Horror Genre Research/Analysis: The Sixth Sense
I decided to look at The Sixth Sense as one of my research elements to help inspire me on the way that a trailer can be clearly portrayed. I also picked this film because the main character is a young boy, which is the same as our production which also uses the younger generation as the main actors.
The Sixth Sense was released in 1999 starring Bruce Willis and Haley Joel Osment. The plot of the film consists of a boy, played by Haley Joel Osment, who can see and speak to spirits that do not know they are dead and seeks the help of a child psychologist played by Bruce Willis.
This film trailer relates to our production Lower Than Bones, because of the genre and also because of the fact that the main focus character is a young boy, just like our production focuses on our main characters which are young girls (focusing in the younger generation). The trailer of this film is fast paced, and strike fear of the unknown in a clear and direct link to supernatural elements. The trailer has many editing techniques such as fading outs and fading ins to add to the mysterious element to the trailer and also to intrigue the audience to watch the film. The music in this trailer is a very important feature, the consistent non-diegetic music in the background either tension music/dramatic of a fast tempo or the simple but effective use of heartbeat pulse. Also the silence at the beginning of the trailer adds suspense and is very dramatic. The music therefore adds to the “fear” and the tension and builds up dramatically.

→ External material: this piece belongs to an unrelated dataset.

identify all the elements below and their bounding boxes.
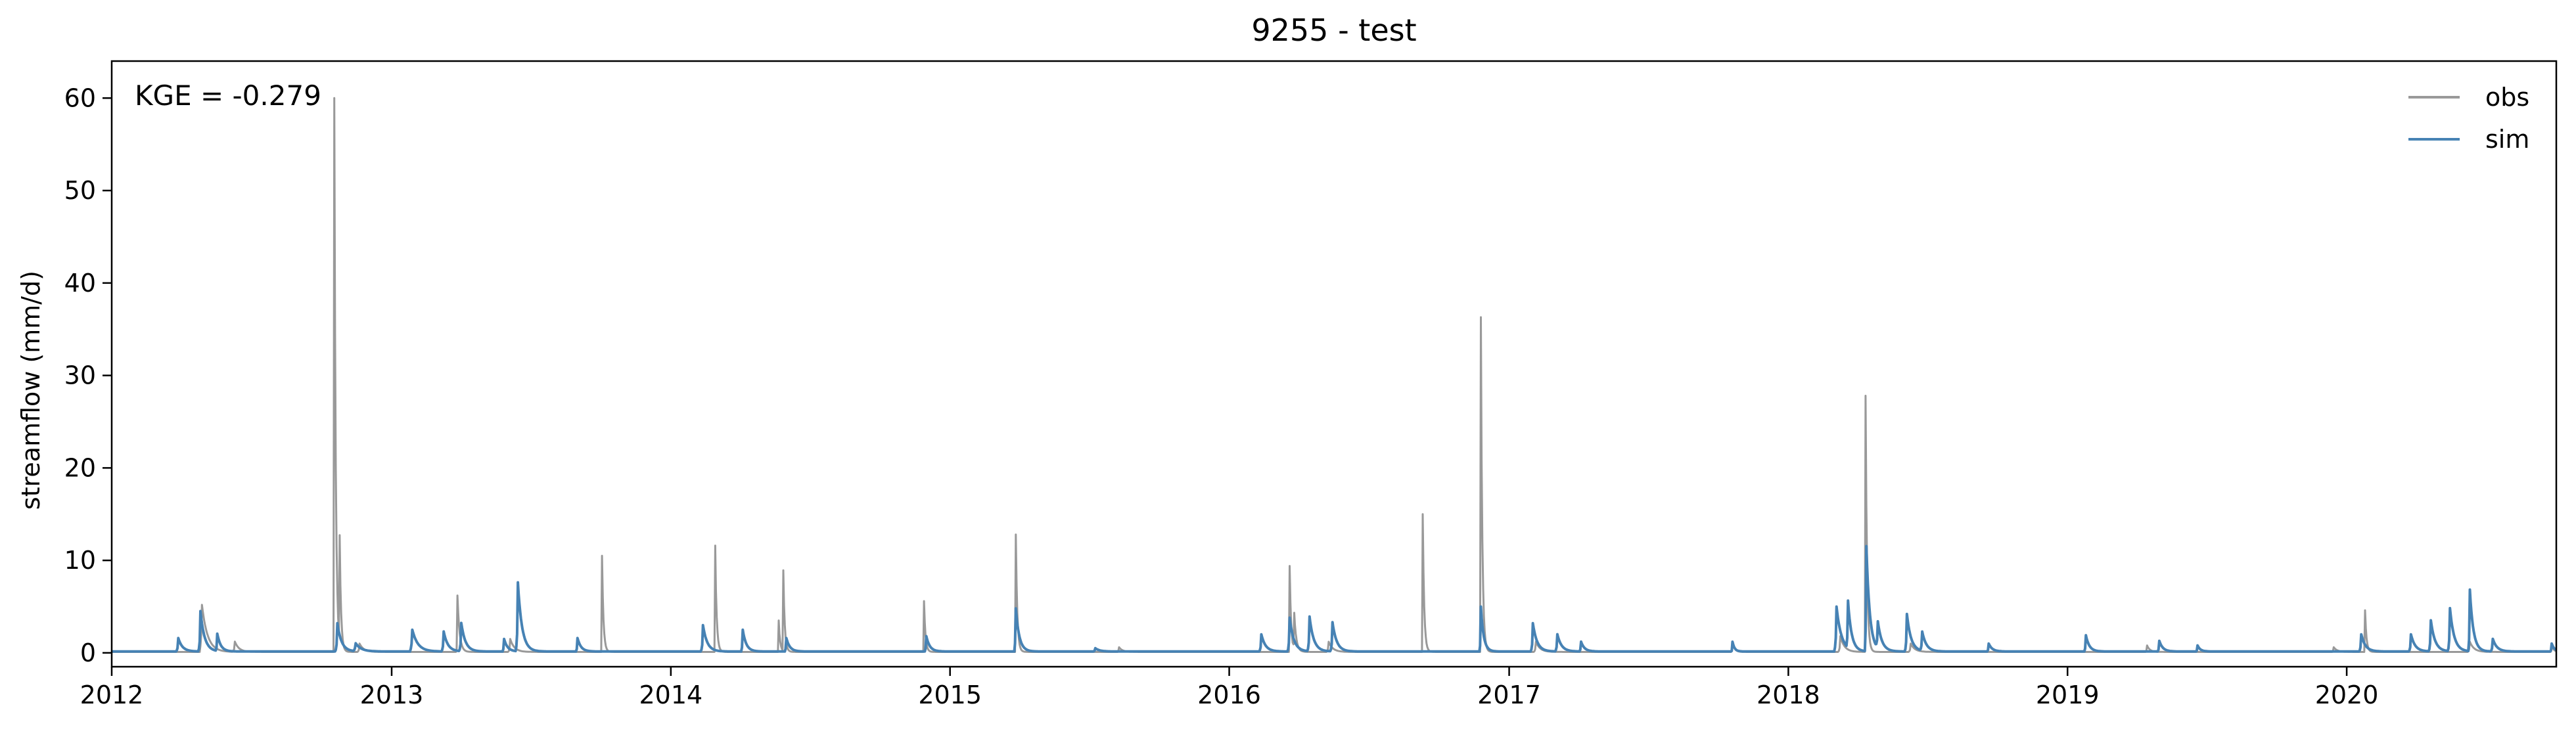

The screenshot above shows the boy and a supernatural “spirit” or ghost, this enforces the horror/thriller style of the film by actually introducing the audience to the main subject area of the film. The plot is clear throughout the trailer, and has become an iconic film in this genre, the line “I see dead people” is now a very common and well-known phrase. This is why this film was an inspiration to look at to seek help in what makes a film trailer scary but also to reveal a clear plot line without giving too much away.